When we returned I felt convinced that the only way for kids in remote communities to improve their lot is to leave. To find their place in a global market of sub-cultures where every interest is catered for. Is that not the unprecedented gift to humanity of the free world stumbled upon in the West?
Then came another voice. Who are you to presume to advise a person to set aside the past for the promise of a future with no guarantees? You cannot speak for that which knows by what criteria to demand certain destinies of the hearts of human beings, let alone know what substance is safeguarded by those committed to the preservation of ahistoric traditions. Look around! Somewhere in the mess between an ancient way of life that no longer sustains itself and a way of life that doesn’t fully understand, a bunch of beautiful people are growing old together!

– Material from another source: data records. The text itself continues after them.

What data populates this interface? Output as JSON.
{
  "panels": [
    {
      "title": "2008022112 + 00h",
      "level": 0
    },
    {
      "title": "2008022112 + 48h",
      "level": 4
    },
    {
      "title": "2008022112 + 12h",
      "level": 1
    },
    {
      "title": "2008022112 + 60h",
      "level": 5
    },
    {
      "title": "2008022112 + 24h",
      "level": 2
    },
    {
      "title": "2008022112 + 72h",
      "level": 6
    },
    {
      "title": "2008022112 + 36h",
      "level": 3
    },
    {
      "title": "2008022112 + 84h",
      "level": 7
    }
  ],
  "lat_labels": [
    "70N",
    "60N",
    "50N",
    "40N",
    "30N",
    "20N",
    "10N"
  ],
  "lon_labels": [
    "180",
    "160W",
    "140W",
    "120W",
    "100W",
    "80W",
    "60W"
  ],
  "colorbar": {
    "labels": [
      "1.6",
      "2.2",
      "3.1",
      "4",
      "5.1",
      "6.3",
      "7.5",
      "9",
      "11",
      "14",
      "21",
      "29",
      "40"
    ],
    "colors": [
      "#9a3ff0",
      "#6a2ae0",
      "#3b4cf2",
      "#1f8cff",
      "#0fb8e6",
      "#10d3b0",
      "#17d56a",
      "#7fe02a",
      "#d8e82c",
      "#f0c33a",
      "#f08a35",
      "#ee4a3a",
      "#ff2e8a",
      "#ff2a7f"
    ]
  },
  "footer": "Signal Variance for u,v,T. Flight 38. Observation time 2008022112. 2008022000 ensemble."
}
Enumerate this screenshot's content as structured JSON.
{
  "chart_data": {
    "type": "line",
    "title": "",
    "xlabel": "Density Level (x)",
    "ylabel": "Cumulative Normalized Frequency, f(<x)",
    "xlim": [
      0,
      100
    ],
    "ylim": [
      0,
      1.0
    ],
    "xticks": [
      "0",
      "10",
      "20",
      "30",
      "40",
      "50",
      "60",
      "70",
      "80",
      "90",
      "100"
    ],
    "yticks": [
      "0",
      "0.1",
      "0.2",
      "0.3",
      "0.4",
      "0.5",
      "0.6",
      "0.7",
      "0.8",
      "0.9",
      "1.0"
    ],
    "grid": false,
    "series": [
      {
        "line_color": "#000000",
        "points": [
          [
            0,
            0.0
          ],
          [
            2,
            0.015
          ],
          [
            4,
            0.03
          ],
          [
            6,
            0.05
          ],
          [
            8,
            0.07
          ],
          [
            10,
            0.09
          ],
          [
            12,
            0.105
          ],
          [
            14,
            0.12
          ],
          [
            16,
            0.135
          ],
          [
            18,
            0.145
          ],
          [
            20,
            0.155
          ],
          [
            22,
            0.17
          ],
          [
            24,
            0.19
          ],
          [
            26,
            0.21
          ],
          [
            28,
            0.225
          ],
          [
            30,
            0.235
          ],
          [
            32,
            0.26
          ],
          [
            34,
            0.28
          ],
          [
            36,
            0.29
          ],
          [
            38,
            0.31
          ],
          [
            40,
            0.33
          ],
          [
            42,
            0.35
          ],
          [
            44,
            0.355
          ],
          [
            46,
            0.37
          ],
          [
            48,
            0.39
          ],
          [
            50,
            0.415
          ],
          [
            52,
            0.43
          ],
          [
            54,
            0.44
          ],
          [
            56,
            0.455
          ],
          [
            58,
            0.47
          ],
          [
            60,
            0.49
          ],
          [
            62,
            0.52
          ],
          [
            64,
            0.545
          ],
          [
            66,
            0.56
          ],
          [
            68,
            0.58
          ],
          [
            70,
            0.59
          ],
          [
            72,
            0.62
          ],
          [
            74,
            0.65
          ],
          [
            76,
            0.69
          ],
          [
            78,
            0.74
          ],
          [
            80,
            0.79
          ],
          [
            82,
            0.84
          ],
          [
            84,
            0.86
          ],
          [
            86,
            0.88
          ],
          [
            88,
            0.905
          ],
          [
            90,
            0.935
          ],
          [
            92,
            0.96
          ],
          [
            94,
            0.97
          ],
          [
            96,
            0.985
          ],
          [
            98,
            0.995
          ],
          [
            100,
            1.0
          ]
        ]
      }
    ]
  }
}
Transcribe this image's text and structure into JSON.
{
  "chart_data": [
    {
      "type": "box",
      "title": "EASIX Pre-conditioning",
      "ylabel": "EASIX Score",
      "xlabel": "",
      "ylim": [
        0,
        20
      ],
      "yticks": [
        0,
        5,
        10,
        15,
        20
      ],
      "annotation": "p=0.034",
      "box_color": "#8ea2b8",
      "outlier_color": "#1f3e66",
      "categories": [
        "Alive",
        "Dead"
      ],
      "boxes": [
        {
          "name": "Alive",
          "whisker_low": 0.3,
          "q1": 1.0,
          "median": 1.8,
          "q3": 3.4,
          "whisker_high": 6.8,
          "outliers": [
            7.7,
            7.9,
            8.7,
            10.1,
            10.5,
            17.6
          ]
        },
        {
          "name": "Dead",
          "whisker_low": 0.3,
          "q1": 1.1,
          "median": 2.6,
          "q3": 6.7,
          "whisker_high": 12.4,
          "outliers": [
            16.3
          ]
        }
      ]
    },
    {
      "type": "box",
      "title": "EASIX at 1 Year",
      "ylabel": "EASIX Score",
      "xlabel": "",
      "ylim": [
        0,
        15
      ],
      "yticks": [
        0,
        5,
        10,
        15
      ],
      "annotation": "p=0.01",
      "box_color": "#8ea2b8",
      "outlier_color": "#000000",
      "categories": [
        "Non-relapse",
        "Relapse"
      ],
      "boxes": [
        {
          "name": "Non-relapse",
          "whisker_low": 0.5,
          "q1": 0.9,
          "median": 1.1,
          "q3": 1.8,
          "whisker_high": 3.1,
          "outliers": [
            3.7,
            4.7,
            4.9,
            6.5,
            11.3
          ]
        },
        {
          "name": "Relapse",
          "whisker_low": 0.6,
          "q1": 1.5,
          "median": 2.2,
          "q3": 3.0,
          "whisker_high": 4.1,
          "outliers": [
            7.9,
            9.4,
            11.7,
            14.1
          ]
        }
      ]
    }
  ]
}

Over the past five months I’ve come to know something of the breadth and depth of human suffering. I’ve glimpsed behind the eyes of every child what is also behind my own, a spark, occasionally buried so deep. I’ve come to see that trying to understand is helpful in and of itself. But trying to understand is not the same as drawing conclusions. Its merely a way. A path guided by fragments of stories scrawled in forgotten languages on scraps of paper.